Travelling on a bike lets you be in touch with nature. The concentration level is very high, it’s almost like meditation
He had a job that others aspire to have, living a life of privilege where pride and power went hand in hand. As an Indian Administrative Service (IAS) officer, PG Tenzing led a life that many of us only dream of. However, after having served his nation for more than two decades, he decided to venture on a journey that was totally different from his bureaucratic professional life. A journey of his lifetime on his Bullet.
“I wanted to help people and work as an IAS officer too, but once you reach a high position, you get distanced from ground realities. After some time the satisfaction level goes down. So I quit my job and decided on this journey,” he says.
He started his journey from the west coast of India — Kerala and has covered more than 6,000 km on his bike. Currently in Nepal, he reached Kathmandu via Kakarbhitta and is now on his way to Pokhara. He will then be going to Lumbini, Mahendranagar and then to Uttaranchal, India.

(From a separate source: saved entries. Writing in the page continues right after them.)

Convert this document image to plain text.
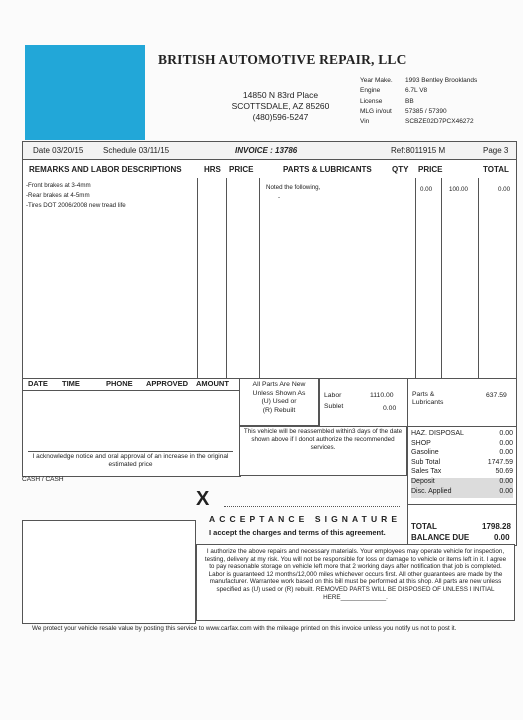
BRITISH AUTOMOTIVE REPAIR, LLC
14850 N 83rd Place
SCOTTSDALE, AZ 85260
(480)596-5247
Year Make.	1993 Bentley Brooklands
Engine	6.7L V8
License	BB
MLG in/out	57385 / 57390
Vin	SCBZE02D7PCX46272
Date 03/20/15 Schedule 03/11/15	INVOICE : 13786	Ref:8011915 M	Page 3
REMARKS AND LABOR DESCRIPTIONS	HRS PRICE	PARTS & LUBRICANTS	QTY PRICE	TOTAL
-Front brakes at 3-4mm
-Rear brakes at 4-5mm
-Tires DOT 2006/2008 new tread life
Noted the following,
-
0.00	100.00	0.00
DATE TIME	PHONE APPROVED AMOUNT
I acknowledge notice and oral approval of an increase in the original estimated price
CASH / CASH
All Parts Are New
Unless Shown As
(U) Used or
(R) Rebuilt
Labor	1110.00
Sublet	0.00
Parts &
Lubricants
637.59
This vehicle will be reassembled within3 days of the date shown above if I donot authorize the recommended services.
HAZ. DISPOSAL	0.00
SHOP	0.00
Gasoline	0.00
Sub Total	1747.59
Sales Tax	50.69
Deposit	0.00
Disc. Applied	0.00
X
ACCEPTANCE SIGNATURE
I accept the charges and terms of this agreement.
TOTAL	1798.28
BALANCE DUE	0.00
I authorize the above repairs and necessary materials. Your employees may operate vehicle for inspection, testing, delivery at my risk. You will not be responsible for loss or damage to vehicle or items left in it. I agree to pay reasonable storage on vehicle left more that 2 working days after notification that job is completed. Labor is guaranteed 12 months/12,000 miles whichever occurs first. All other guarantees are made by the manufacturer. Warrantee work based on this bill must be performed at this shop. All parts are new unless specified as (U) used or (R) rebuilt. REMOVED PARTS WILL BE DISPOSED OF UNLESS I INITIAL HERE_____________.
We protect your vehicle resale value by posting this service to www.carfax.com with the mileage printed on this invoice unless you notify us not to post it.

“There is a word thamzhi in Bhutia, which loosely translates to a sacred bond; in Buddhism, it is believed that the people we meet are bonded to us from previous lives and so have some connection in this life too,” says Tenzing. “If I had stayed at my job, I wouldn’t have been able to meet many people, but by travelling I hope to meet as many people as possible. I may help them or they may help me, or it may just be a chance encounter...”

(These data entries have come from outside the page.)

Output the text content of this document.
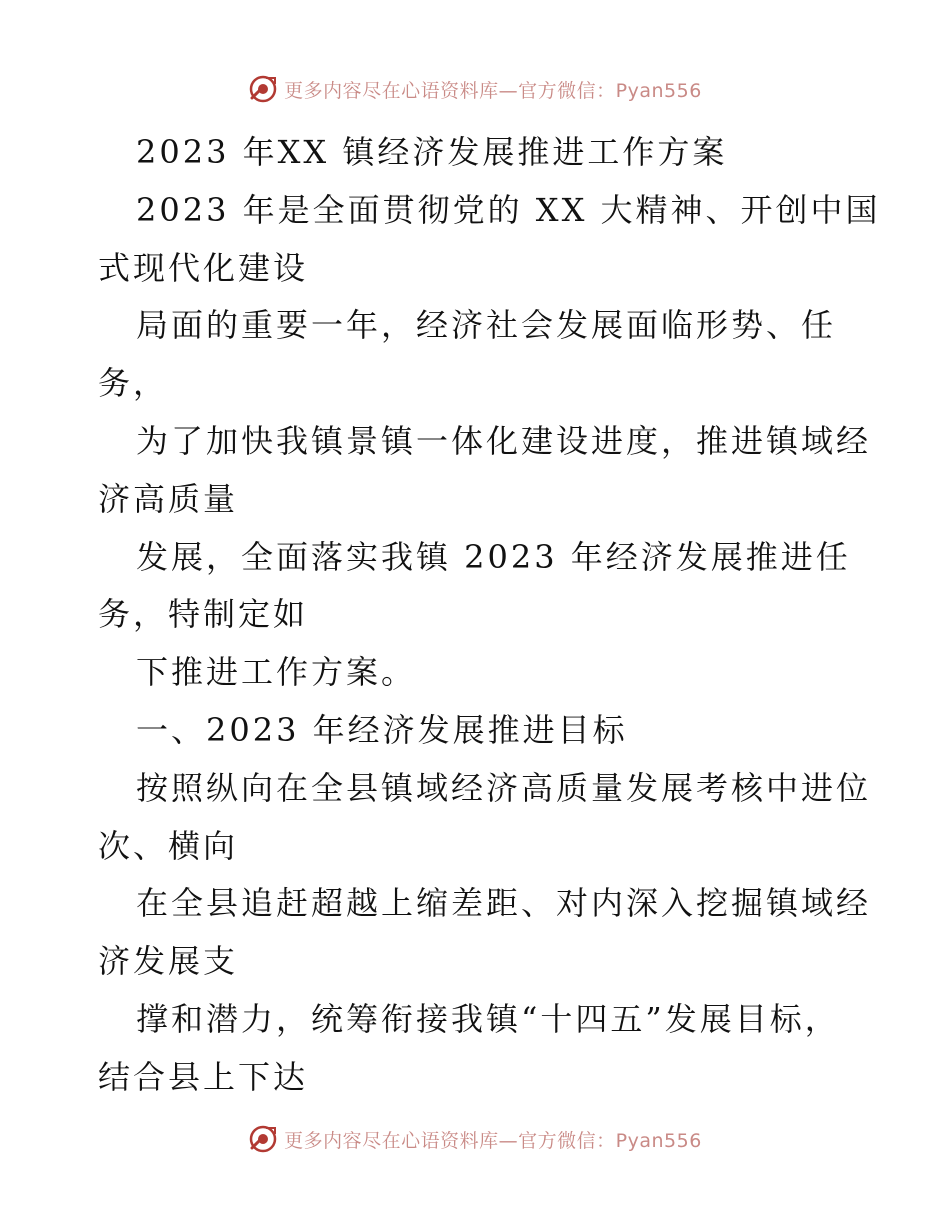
更多内容尽在心语资料库—官方微信：Pyan556
2023 年XX 镇经济发展推进工作方案
2023 年是全面贯彻党的 XX 大精神、开创中国
式现代化建设
局面的重要一年，经济社会发展面临形势、任
务，
为了加快我镇景镇一体化建设进度，推进镇域经
济高质量
发展，全面落实我镇 2023 年经济发展推进任
务，特制定如
下推进工作方案。
一、2023 年经济发展推进目标
按照纵向在全县镇域经济高质量发展考核中进位
次、横向
在全县追赶超越上缩差距、对内深入挖掘镇域经
济发展支
撑和潜力，统筹衔接我镇“十四五”发展目标，
结合县上下达
更多内容尽在心语资料库—官方微信：Pyan556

However, it is these karmic connections that he wishes to fulfil with his journey.
And connections he’s had many along his trails.
“In Dindigul, Tamil Nadu I stayed with some eunuchs, people I would never have met or stayed with if I had not set out on this journey,” he recollects. “Then there was this American hippie who shocked me by eating 12 eggs at one go.”
His journey has also been an experience that has made him see the harsher realities of life.
“In a village in Orissa people just boiled rice, which was of really bad quality, added some salt and ate it. Dogs and cats were now-here to be seen. It would just mean feeding one more mouth, which is not possible for them. Moreover they do not keep cats as they (people) also eat mice.”
But why journey across countries on a bike?
“Travelling on a bike lets you be in touch with nature. The concentration level is very high, it’s almost like meditation,” he says.
And biking is not a new passion for him. He has been riding a Bullet since his college days.
“A few days ago I met some guys from the Himalayan Enfielders. They’ve worked on my bike and it’s all set now. Meeting Goofy and the others was great,” he says musing over his meeting with the Enfield lovers in Kathmandu.
And not just the Enfielders, Tenzing was taken in by everyone. “The people of Nepal are very warm and friendly, ready to help you out. In such a nice country, there should be peace as you deserve it,” he says.
A married man with two daughters, Tenzing says, “My family has been very supportive. Without their support, this journey would not have been possible. My wife is managing her work and looking after the kids.”
Tenzing is writing a book on his life and this journey of his, which is being published by Penguin India next year. “I can’t be selfish, I want to share whatever I’ve learnt from life with others. I hope to touch people positively through this book,” says Tenzing.
Life has taught him a lot as he says, “I’ve had some life threatening experiences. I feel that when you are faced with death, your priorities in life get straightened out. The awareness of death makes you live your life to the fullest.”